A identidade visual da UFMT consegue expressar – de forma prática e ao mesmo tempo poética – o sentido da sua existência; é aquele propósito que rege as ações, práticas e metas da vida, e que confere, portanto, um caráter de organismo vivo, mutável e, principalmente, evolutivo à Instituição. A criação dessa identidade se deu ainda na década de 70, obra do artista plástico Wlademir Dias-Pino, que assumiu a empreitada de desenvolver a “marca” e a “cara” de uma Universidade que estava, ainda, em seus primeiros passos, a Universidade da Selva, Tamanha foi a coerência entre a multiplicidade de sentidos criados a partir dos valores adotados pela Instituição, que essa é, até hoje, a representação mais significativa de todas.

A musa inspiradora foi a própria natureza, em que uma simples ação de jogar a pedra na água aliou, expansão, conhecimento e profundidade. As ondas da superfície que se alastram representam a expansão territorial própria da edificação da Universidade até aquele momento e também a que se seguiu ao longo dessa caminhada de meio século. Essa trajetória está constantemente em movimento. 

Já a pedra que caiu na água, e a cada milésimo de segundo se aproxima ao chão, ilustra a intervenção da instituição no âmbito do conhecimento e da cultura local, tornando-se um fator físico capaz de medir a profundidade dessas duas esferas. A imagem que combina figuras geométricas – círculos que visualmente parecem um alvo e ganham o quadrado para dar foco a esse alvo, o conhecimento – inspirada pela ação de uma pedra que cai na água foi quase como um presságio, que anunciava a sequência dessa história. Foi assim, com um conceito de educação que transita entre saberes acadêmico e local – formado a partir da experiência de sua gente – que a UFMT expandindo e ultrapassando os limites de Cuiabá se tornou a mais abrangente instituição de ensino superior do estado, formando, nos quatro cantos de Mato Grosso, profissionais críticos, competentes e aptos para atuar em todas as partes do mundo.

União de forças

 A junção da Faculdade de Direito e do Instituto de Ciências e Letras da cidade marca o início da Instituição, que foi construída num dos espaços privilegiados de Cuiabá: o Distrito do Coxipó. Entretanto, o Câmpus necessitava de edificações que pudessem abrigar os cursos já existentes e aqueles que ainda seriam criados.
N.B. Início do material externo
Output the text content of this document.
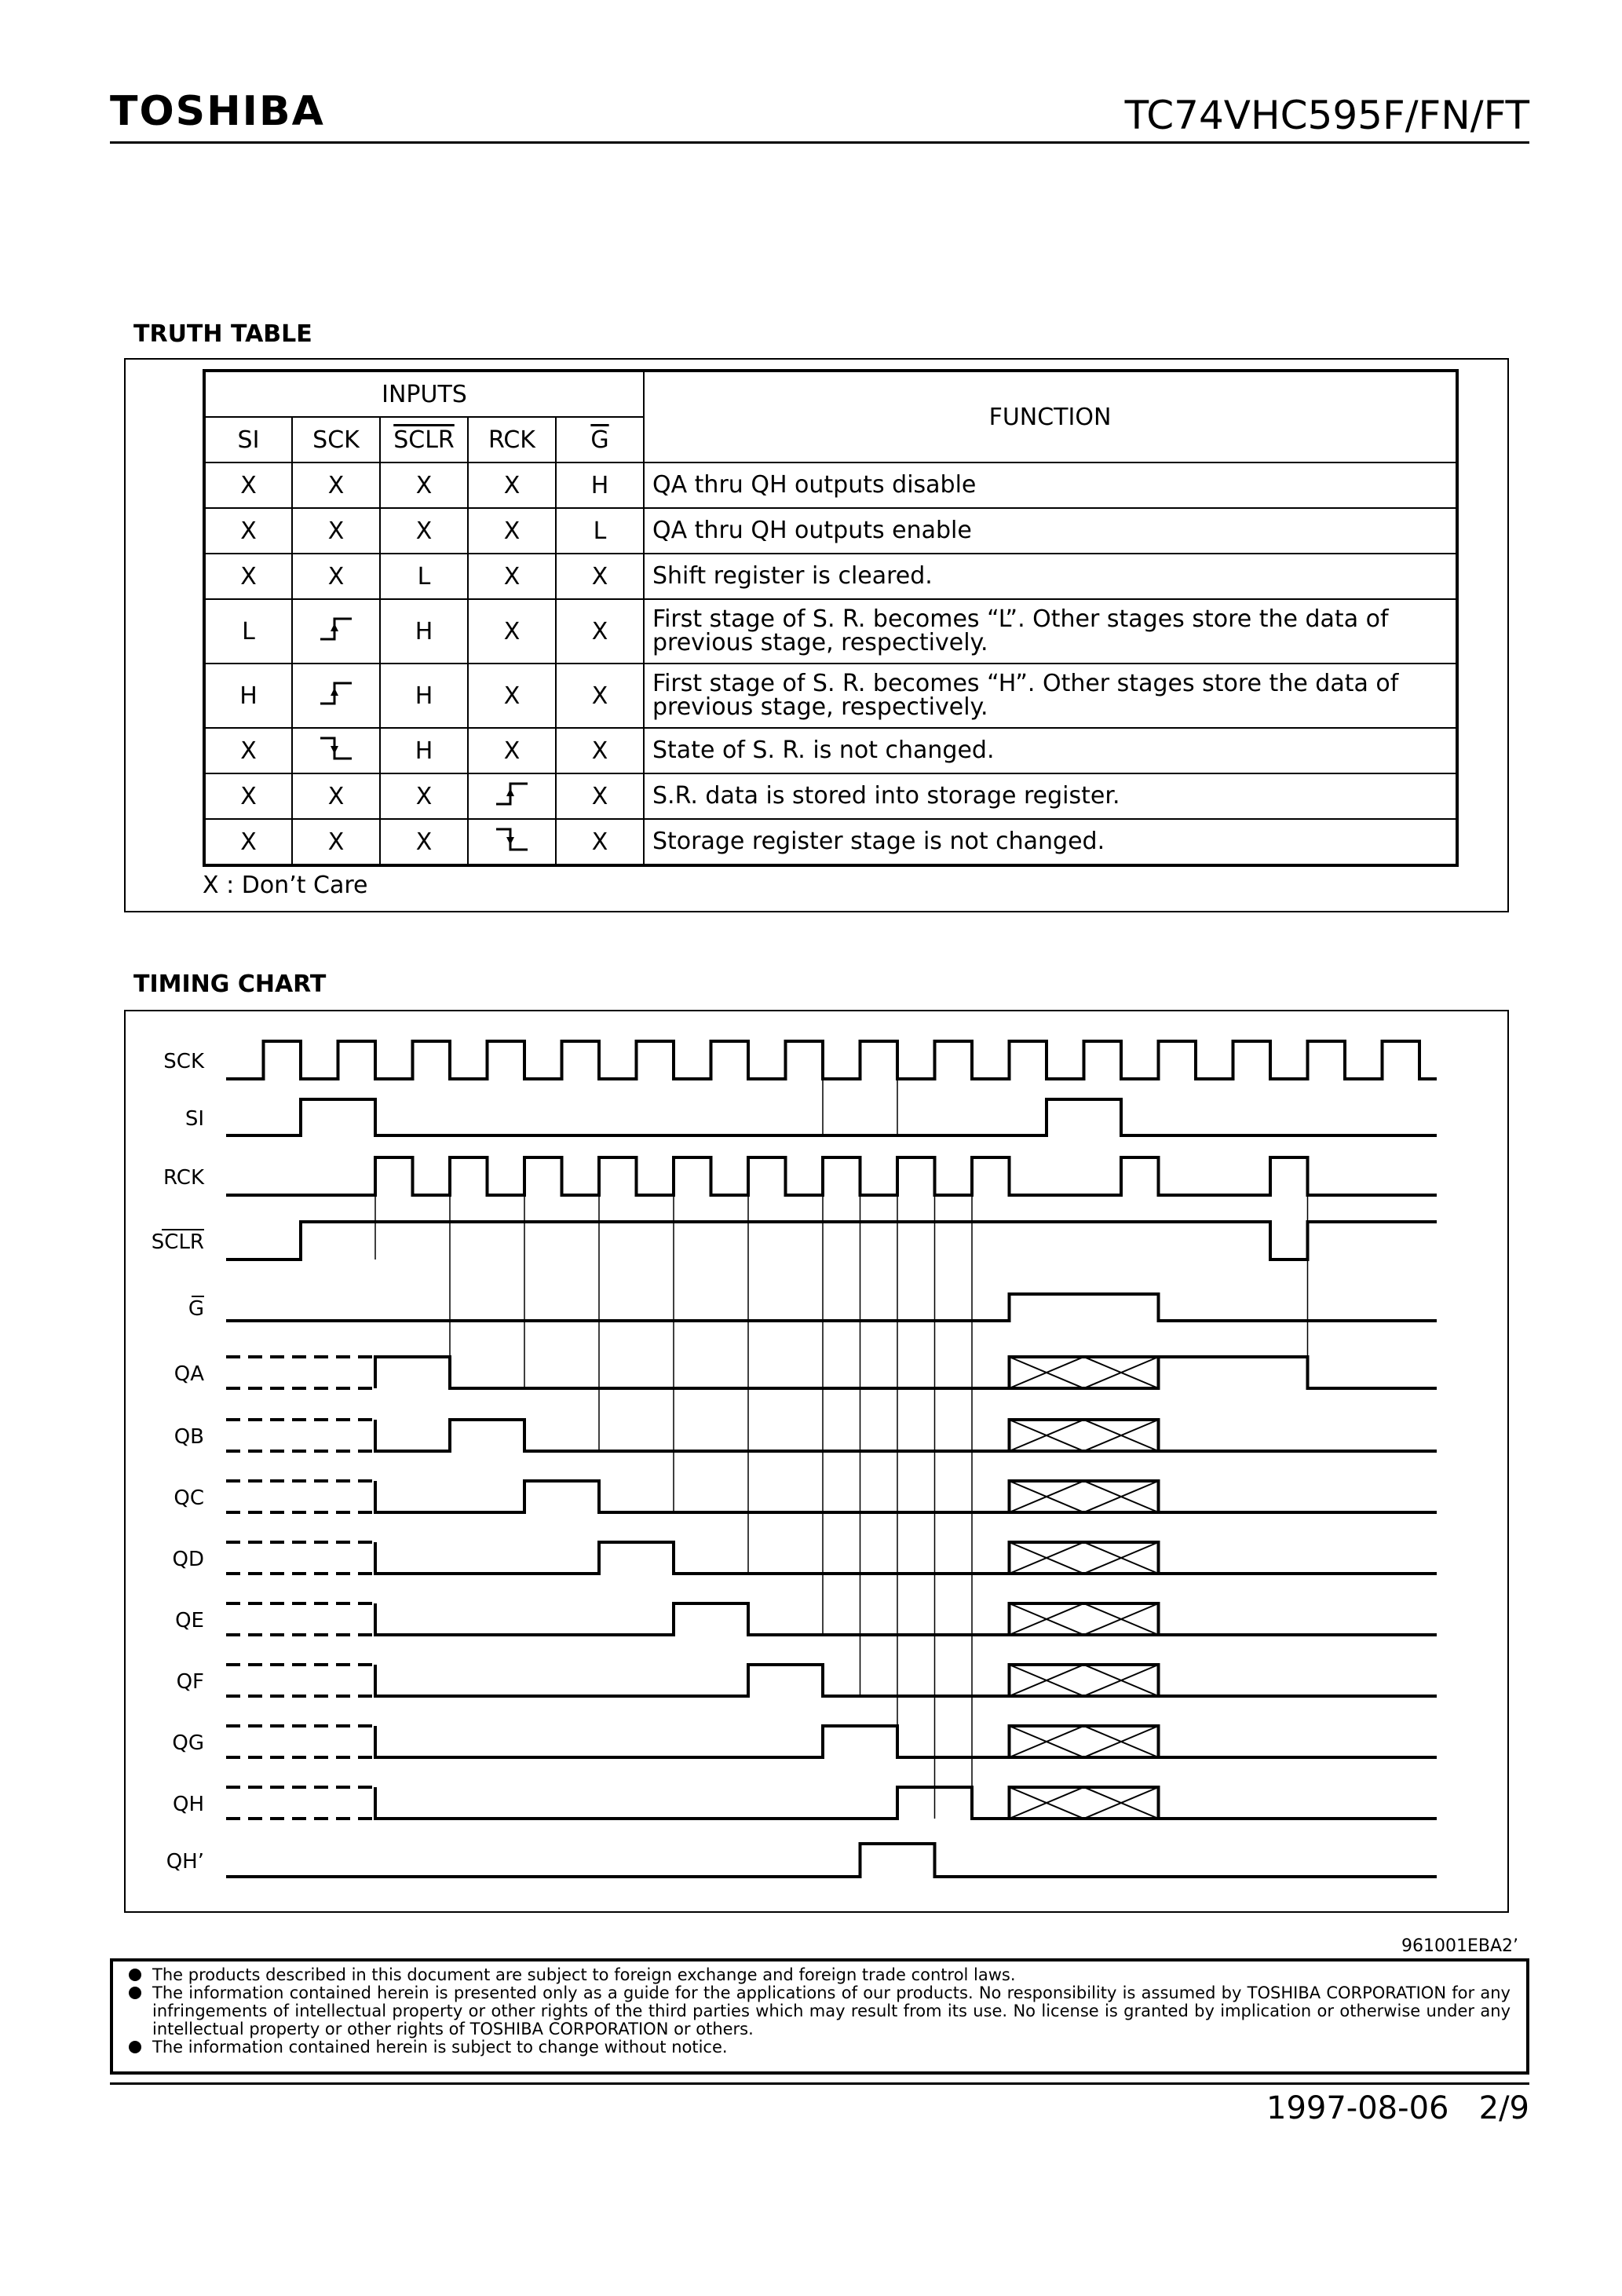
TOSHIBA	TC74VHC595F/FN/FT
TRUTH TABLE
INPUTS					FUNCTION
SI	SCK	SCLR	RCK	$\overline{G}$
X	X	X	X	H	QA thru QH outputs disable
X	X	X	X	L	QA thru QH outputs enable
X	X	L	X	X	Shift register is cleared.
L		H	X	X	First stage of S. R. becomes “L”. Other stages store the data of previous stage, respectively.
H		H	X	X	First stage of S. R. becomes “H”. Other stages store the data of previous stage, respectively.
X		H	X	X	State of S. R. is not changed.
X	X	X		X	S.R. data is stored into storage register.
X	X	X		X	Storage register stage is not changed.
X : Don’t Care
TIMING CHART
SCK
SI
RCK
SCLR
G
QA
QB
QC
QD
QE
QF
QG
QH
QH’
961001EBA2’
The products described in this document are subject to foreign exchange and foreign trade control laws.
The information contained herein is presented only as a guide for the applications of our products. No responsibility is assumed by TOSHIBA CORPORATION for any infringements of intellectual property or other rights of the third parties which may result from its use. No license is granted by implication or otherwise under any intellectual property or other rights of TOSHIBA CORPORATION or others.
The information contained herein is subject to change without notice.
1997-08-06 2/9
Começa então o período, como definiu o saudoso professor Benedito Pedro Dorileo, “fazejamento” – termo adotado para apontar o processo de construção da Instituição, que se deu na ordem inversa, fazer antes de planejar. O começo foi sem muito apoio do então Departamento de Assuntos Universitários (DAU), tanto de pessoal para elaborar o projeto quanto de verba. O status de Fundação permitiu que a Instituição recebesse doações, e mesmo federal, sobreviveu no início com recursos estaduais.

 

A primeira década foi marcada por um expressivo crescimento, com o avanço da estrutura física e dos primeiros centros de ensino, assim como da luta para o reconhecimento dos cursos existentes pelo Ministério da Educação. Foi durante esse período que aconteceram as significativas construções do Ginásio, da Quadras de Esportes – que serviu como suporte necessário para a abertura do curso de Educação Física, e do Parque Aquático, em que a comunidade passou a frequentar esses espaços e se sentiu pertencente àqueles lugares; o Restaurante Universitário foi construído já no final desta década, só em 1979.

Com o passar dos anos e em decorrência dessa expansão tanto física quanto simbólica, fez-se necessário ampliar a esfera acadêmica e explorar novos horizontes ainda não desbravados, a pós-graduação. Foi a partir da criação da Coordenação de Pós-Graduação (CPG), em 1978, que a UFMT deu início ao processo que criou condições para essa nova esfera. É importante ressaltar a iniciativa do Centro de Ciências Agrárias (CCA) que, em 1975, enviou treze dos seus professores para se titularem nas mais diversificadas áreas das Ciências Agrárias.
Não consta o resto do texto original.